The Obama OMB made agreeable noises in the wake of the Tech CEO Council’s report, with acting director Jeffrey Zients noting on the OMB blog that, under the president’s Accountable Government Initiative, the office has been working for more than a year and a half on efficiency programs similar to those proposed by the tech council. (The blog post was even headlined, “Seeing Eye to Eye with the Tech CEO Council.”)

I have no reason to doubt the sincerity of the Obama administration’s interest in accountability and efficiency, but I also know the enormous inertia contained within the federal bureaucracy, regardless of who the president might be. The employees at the Social Security office don’t behave as all-powerful rulers of a surrealist domain with its own definitions of time and counting because they are bad people. They behave that way because their supervisors have lived their professional lives in a culture that views itself as self-contained and immune from oversight or fundamental change.

If it is serious about effecting major long-term debt reduction, the new Congress should, first off, quit stalling the president’s appointments to fill out the OMB’s top-level staff, who will be critical to any government-efficiency effort. (For one example of outlandish magical realism at work, in November, a senator in Obama’s own Democratic Party, Mary Landrieu of Louisiana, was blocking Jacob “Jack” Lew’s nomination for director of OMB, The Wall Street Journal reported, “in protest over the administration’s offshore oil-drilling policies.” And Landrieu continued her hold on the nomination even after the administration lifted a moratorium on offshore drilling.) Next, Congress should quickly call hearings — in the appropriate House and Senate committees — on “One Trillion Reasons” and the administration’s response to it.
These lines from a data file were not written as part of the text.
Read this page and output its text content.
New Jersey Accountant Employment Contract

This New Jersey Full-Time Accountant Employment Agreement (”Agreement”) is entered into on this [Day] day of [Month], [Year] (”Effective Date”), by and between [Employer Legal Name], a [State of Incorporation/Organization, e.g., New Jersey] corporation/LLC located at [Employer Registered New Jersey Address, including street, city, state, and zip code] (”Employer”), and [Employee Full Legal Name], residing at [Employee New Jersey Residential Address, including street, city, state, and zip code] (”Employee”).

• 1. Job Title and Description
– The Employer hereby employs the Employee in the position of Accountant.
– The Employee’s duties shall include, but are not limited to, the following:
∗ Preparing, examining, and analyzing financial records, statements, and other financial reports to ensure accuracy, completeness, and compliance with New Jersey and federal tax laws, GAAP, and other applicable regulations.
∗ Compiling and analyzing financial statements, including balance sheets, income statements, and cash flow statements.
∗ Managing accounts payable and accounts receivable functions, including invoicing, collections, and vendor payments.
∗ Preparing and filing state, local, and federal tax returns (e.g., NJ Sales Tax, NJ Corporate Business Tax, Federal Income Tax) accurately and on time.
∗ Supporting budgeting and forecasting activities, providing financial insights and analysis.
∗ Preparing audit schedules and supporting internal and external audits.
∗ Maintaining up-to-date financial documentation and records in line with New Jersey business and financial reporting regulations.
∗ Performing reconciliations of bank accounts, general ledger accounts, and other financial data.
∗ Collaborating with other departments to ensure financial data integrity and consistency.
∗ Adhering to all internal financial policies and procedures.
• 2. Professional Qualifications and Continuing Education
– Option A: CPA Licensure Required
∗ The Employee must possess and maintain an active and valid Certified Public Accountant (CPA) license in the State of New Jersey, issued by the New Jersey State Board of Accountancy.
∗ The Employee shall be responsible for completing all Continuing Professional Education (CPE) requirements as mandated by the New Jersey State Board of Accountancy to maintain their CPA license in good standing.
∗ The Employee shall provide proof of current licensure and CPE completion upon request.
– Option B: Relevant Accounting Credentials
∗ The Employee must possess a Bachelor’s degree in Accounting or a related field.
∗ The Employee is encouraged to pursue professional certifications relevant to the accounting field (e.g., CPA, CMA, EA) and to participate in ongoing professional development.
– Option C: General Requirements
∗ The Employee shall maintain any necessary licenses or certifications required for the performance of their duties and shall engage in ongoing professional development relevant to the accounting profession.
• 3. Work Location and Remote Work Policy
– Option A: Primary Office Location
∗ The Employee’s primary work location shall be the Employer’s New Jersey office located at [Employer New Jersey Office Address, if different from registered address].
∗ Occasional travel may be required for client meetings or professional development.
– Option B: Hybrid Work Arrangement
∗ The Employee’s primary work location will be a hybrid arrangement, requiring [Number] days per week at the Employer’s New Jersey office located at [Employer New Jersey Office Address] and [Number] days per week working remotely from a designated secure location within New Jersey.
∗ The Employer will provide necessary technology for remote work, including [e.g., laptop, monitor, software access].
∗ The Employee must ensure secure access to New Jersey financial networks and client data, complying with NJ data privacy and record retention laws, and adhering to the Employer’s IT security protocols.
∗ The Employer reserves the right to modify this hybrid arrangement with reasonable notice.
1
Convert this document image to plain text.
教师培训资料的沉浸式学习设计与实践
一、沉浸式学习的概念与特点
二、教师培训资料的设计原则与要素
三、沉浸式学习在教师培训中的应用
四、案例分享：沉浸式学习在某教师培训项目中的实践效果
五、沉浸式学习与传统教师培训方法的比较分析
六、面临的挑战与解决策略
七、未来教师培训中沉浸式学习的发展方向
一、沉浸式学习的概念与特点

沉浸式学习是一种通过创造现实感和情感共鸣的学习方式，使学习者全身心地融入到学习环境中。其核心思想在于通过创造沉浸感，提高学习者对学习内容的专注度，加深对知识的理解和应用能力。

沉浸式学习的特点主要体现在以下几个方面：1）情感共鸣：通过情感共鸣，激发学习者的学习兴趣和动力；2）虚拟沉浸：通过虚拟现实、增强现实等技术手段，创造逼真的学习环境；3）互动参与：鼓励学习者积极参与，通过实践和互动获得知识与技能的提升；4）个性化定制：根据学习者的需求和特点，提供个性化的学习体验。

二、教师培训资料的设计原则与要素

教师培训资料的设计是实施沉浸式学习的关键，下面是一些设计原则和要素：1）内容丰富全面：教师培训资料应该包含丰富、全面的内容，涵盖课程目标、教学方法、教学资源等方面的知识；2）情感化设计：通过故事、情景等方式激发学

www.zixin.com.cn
Then it should, in relatively short order, pass legislation that provides budgetary and other authority so the executive branch can pursue these seven reforms as broadly across and deeply into the federal bureaucracy as possible. The legislation should, of course, also set savings benchmarks that Congress can monitor.

But if it’s serious about putting America’s national accounts in order, Congress needs to go beyond these specific recommendations to investigate and then institute programs that bring the full innovative power of the digital technology revolution directly to bear across the government. It’s a revolution that has remade the private sector, in America and around the world, but has been only fitfully adopted by slow-moving federal agencies that fear its power to simultaneously cut costs and increase efficiency. Those fears are realistic. If the leaders of our government ever turned serious about encouraging the high-tech sector to revamp the bureaucracy, tens of thousands of government employees might well lose their jobs in a relatively short period of time. I have seen this process of creative destruction and rebirth work close up in the media industry, and it is, indeed, often frightening and cruel. As they’re happening, layoffs never feel particularly creative.

But it’s a process that must be brought to the government if the U.S. is to restore the federal fiscal discipline that encourages the private investment needed to power a broad economic expansion that puts not tens of thousands but millions of people back to work. Although originally popularized by then-Vice President Al Gore, the process of reinventing government as a technologically advanced and at least semi-efficient activity is at its heart-of-hearts nonpartisan. There’s no rational basis for any politician — Republican or Democrat, liberal or conservative, in Congress or at the White House — to support incompetence that picks taxpayer pockets and runs the government into the red.

Of course, as Congress looks at long-term debt reduction, Social Security and Medicare reform will have to be discussed, and the ideological hobby horses that are sometimes called “vision” will doubtless be ridden wildly through the Capitol, stopping only for television cameras. But when it brings multitrillion-dollar savings and a new culture of innovation into the government, enabling an economic boom based on fundamentals rather than chicanery, competence becomes vision, in a transformation that will, after the fact, appear almost magical.